Snyder’s Superman is a symbol that evokes not only a god-like saviour but also the godly hero within each individual. As the phantom of Jor-El instructs his son: “The symbol of the House of El means hope. Embodied within that hope is the fundamental belief in the potential of every person to be a force for good. That’s what you can bring them.” Man of Steel demonstrates that Snyder conceives of heroes not as a special few among many, but as those, be they few or many, who realize and act upon their potential for heroism. For Snyder, a heroic elite is meant to be an inspiring and actualizing, rather than a limiting, principle. Only a few survivors act heroically at the start of Dawn of the Dead, but most of them learn to within the course of the film. In 300, the heroic sacrifice of Leonidas inspires not just the Spartans but eventually all Greeks to heroic resistance.   

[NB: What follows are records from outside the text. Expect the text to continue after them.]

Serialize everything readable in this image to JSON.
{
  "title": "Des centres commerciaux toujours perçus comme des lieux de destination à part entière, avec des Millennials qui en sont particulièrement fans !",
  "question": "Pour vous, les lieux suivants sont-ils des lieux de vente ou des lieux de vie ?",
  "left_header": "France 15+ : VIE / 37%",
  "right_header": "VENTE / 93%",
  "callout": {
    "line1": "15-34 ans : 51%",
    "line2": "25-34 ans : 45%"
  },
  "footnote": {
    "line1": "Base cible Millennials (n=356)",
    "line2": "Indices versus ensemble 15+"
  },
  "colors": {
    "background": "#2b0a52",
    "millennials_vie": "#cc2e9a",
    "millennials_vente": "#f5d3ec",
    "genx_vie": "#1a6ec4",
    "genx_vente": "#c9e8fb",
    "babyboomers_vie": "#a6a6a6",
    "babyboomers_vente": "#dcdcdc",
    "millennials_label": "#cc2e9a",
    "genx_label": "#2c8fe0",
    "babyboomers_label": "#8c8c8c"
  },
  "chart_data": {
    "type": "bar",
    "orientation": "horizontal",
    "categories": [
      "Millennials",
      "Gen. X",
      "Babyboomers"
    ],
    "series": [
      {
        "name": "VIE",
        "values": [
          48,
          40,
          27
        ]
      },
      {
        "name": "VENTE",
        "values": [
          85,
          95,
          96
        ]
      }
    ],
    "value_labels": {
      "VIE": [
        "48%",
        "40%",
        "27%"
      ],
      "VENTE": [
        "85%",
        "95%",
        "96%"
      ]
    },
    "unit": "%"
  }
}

In Man of Steel, Superman is something we can see in the sky but also in other people: in a stranger who appears in the nick of time (whether the seasoned fisherman who saves the greenhorn, or the strange burning man who opens the door for the riggers to escape); that an employee might see in their boss during a crisis (in the case of Perry White); that a parent can see in their adopted child; that a wise scientist can see in a distant people’s future; and that, ultimately, the stranger, the alien, will bring out in his new home. It’s Snyder’s attention and ability to evoke such themes that makes his Man of Steel, in spite of all its flaws in the forging and stretching out, a Superman movie of great strength, and one worth remembering.  

7 out of 10

Man of Steel (2013, USA/UK)

Directed by Zack Snyder; screenplay by David S. Goyer, based on a story by David S. Goyer and Christopher Nolan; starring Henry Cavill, Amy Adams, Michael Shannon, Kevin Costner, Diane Lane, Laurence Fishburne, and Russell Crowe.

Notes

[1] C. S. Lewis, Introduction to Lilith: A Romance, by George MacDonald, 1895. Grand Rapids, Michigan: Eerdmans, 2000.